We say to our friend “come, share our experiences”, we say to the doubting Thomases “come see for yourself.”

By coming and seeing for yourself, and by encouraging others to do likewise, you not only dispel the falsehoods of imperialist, but you also help our economy, by contribution to the New Tourism.

So here you are among us, brothers and sisters, to witness for yourselves the evolution of what we aspire to build into a New Civilization in the Caribbean.

What is new about our model, which is different about our process?

The answer to this can be assisted by a whole series of questions which might be posed by any visitor to our shores who is struck by the evidence that something is afoot here which does not quite fall into the pattern of life in most of the rest of the Caribbean.

Some of the questions that are most usually asked are the following:-

- Why did we, as one of the priorities of the Revolution, send volunteers into the field to find out how many of our people were illiterate, and then move decisively into developing a national programme of adult education?

- Why have we stretched our human and financial resources to set up a training programme for all primary and junior secondary teachers, instead of continuing the traditional Teachers’ College model of training 50 select teachers per year?

- Why are we instituting primary health care?

- Why do we hold so many mass meetings?

- Why do we hold so many solidarity rallies and events with so many National Liberation Movements and friendly governments around the world?

- Why are we working so hare dot expand the NYO, and NWO and other mass organizations?

- Why are we the only country in the English–speaking Caribbean that has decided to arm our people and create a People’s Revolutionary Militia? What has inspired this confidence?

- Why are ordinary, grassroots men, women and youth being exposed to leadership training and political science courses?

- Why are we developing so many new organizations, and popular democratic organizations such as Workers’ Parish Councils, Youth and Women’s Parish Councils and Community Zonal Councils within every parish?

- Why is the distribution of milk in every community carried out voluntarily by the organized members of that community?
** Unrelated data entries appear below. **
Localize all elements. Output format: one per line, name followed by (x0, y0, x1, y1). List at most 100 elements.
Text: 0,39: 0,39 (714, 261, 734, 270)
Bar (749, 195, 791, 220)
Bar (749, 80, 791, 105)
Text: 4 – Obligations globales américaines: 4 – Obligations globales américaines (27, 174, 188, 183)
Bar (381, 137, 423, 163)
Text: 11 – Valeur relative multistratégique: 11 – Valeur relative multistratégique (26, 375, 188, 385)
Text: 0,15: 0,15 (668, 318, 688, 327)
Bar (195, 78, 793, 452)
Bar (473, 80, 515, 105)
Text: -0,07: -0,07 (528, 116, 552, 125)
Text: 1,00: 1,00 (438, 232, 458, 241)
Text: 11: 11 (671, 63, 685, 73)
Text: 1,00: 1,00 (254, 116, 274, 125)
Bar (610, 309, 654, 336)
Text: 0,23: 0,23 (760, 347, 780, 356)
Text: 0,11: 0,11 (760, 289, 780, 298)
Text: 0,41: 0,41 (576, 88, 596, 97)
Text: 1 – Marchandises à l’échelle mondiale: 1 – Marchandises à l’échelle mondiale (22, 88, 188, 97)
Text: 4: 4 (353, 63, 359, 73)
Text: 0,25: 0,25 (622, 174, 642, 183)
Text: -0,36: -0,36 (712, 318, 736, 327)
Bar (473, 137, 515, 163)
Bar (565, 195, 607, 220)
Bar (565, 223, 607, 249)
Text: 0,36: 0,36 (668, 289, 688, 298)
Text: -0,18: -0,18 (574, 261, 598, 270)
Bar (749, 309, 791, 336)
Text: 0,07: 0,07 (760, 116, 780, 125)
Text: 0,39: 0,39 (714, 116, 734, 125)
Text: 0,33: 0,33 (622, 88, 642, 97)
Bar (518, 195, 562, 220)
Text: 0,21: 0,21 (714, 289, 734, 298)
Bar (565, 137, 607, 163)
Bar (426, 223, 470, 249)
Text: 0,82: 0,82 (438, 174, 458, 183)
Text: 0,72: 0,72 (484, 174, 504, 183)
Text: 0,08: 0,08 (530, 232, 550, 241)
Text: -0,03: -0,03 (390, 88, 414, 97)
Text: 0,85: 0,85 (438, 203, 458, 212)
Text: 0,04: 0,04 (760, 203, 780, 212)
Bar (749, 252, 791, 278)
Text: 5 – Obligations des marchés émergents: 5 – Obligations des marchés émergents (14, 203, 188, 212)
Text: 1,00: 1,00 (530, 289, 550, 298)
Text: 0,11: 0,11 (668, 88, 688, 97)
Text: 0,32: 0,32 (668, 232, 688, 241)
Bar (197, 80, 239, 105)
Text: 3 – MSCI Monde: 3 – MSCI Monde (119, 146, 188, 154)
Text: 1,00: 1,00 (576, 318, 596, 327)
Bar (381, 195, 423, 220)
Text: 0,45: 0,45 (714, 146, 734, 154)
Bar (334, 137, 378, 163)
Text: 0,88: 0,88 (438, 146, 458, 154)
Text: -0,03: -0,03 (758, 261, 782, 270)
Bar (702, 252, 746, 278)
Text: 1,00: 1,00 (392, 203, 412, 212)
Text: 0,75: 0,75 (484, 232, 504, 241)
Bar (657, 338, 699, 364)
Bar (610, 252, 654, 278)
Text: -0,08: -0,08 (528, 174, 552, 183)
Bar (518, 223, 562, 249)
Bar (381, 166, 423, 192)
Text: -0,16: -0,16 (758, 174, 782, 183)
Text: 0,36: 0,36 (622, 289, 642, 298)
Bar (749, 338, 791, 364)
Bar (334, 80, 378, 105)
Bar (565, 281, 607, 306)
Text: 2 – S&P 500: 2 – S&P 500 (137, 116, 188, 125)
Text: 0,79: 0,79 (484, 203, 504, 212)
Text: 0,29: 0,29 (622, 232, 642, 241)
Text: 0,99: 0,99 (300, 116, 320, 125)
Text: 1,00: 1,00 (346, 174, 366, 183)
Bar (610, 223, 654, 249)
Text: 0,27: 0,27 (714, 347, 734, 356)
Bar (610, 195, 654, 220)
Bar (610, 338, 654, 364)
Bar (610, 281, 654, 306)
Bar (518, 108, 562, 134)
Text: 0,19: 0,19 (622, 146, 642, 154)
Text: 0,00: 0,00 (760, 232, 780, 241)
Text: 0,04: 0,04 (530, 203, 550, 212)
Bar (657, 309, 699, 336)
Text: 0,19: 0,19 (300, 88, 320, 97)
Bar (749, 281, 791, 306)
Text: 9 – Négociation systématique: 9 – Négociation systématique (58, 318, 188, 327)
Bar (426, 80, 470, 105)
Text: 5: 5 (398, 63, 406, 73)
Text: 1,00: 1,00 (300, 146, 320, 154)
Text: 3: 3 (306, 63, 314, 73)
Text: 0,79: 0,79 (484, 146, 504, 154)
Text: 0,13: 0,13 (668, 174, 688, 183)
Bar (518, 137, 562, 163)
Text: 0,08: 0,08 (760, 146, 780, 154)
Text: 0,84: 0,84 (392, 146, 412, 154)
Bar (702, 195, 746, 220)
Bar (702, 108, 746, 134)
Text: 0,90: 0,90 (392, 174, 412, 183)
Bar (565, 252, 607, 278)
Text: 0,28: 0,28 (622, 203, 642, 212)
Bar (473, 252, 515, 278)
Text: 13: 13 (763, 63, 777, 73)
- Why have we established Work Brigades to involve our people in the task of rebuilding our country on a voluntary patriotic and unpaid basis?

- Why are our community organizations able to set up and run day care centres and kindergartens with only minimal inputs from the Government?

- Why, in the face of serious transportation problems, in the face of ongoing attempts to undermine the confidence of the people in their Revolution, in the face of serious ongoing objective problems, why, in the face of all this, were we able to bring to Seamoon yesterday a crowd far, far bigger, and far more militant, united and conscious than the 10,000 who came out to the N.J.M.’s first People’s Congress held on that same spot around 8 years ago.

- Why is the anti–Grenada lobby becoming so strident and hysterical?

- Why does the newspaper of our Revolution, the Free West Indian, encounter so many obstacles to its distribution in the other Caribbean islands, while their newspapers sell freely on our streets, notwithstanding the lies and the distortions which they print about Grenada?

- Why is there no propaganda campaign, no accusations of human rights violations, no calls for elections, no policy of isolation, no economic blockades nor any threat of military intervention against a country like Haiti, where people are literally jumping into the sea every day to escape the unbearable conditions under which they live?

- Why?

We invite you to explore out country, examine our process, experience our Revolution, and assess for yourselves the new directions that we have taken.

Comrades, beloved friends, once again we reiterate our pleasure in having here with us, one hundred and twenty [120] delegates from so many countries form all continents is a definite statement of militant solidarity that “Grenada is Not Alone.”

Comrades, we urge you to enjoy your stay in our country and hope that whatever our modest hospitality lacks will be more than made up for by the warmth and friendliness of our people.

We assure you of our total support in your struggles against injustice, exploitation and war–mongering and for peace, social progress and national liberation.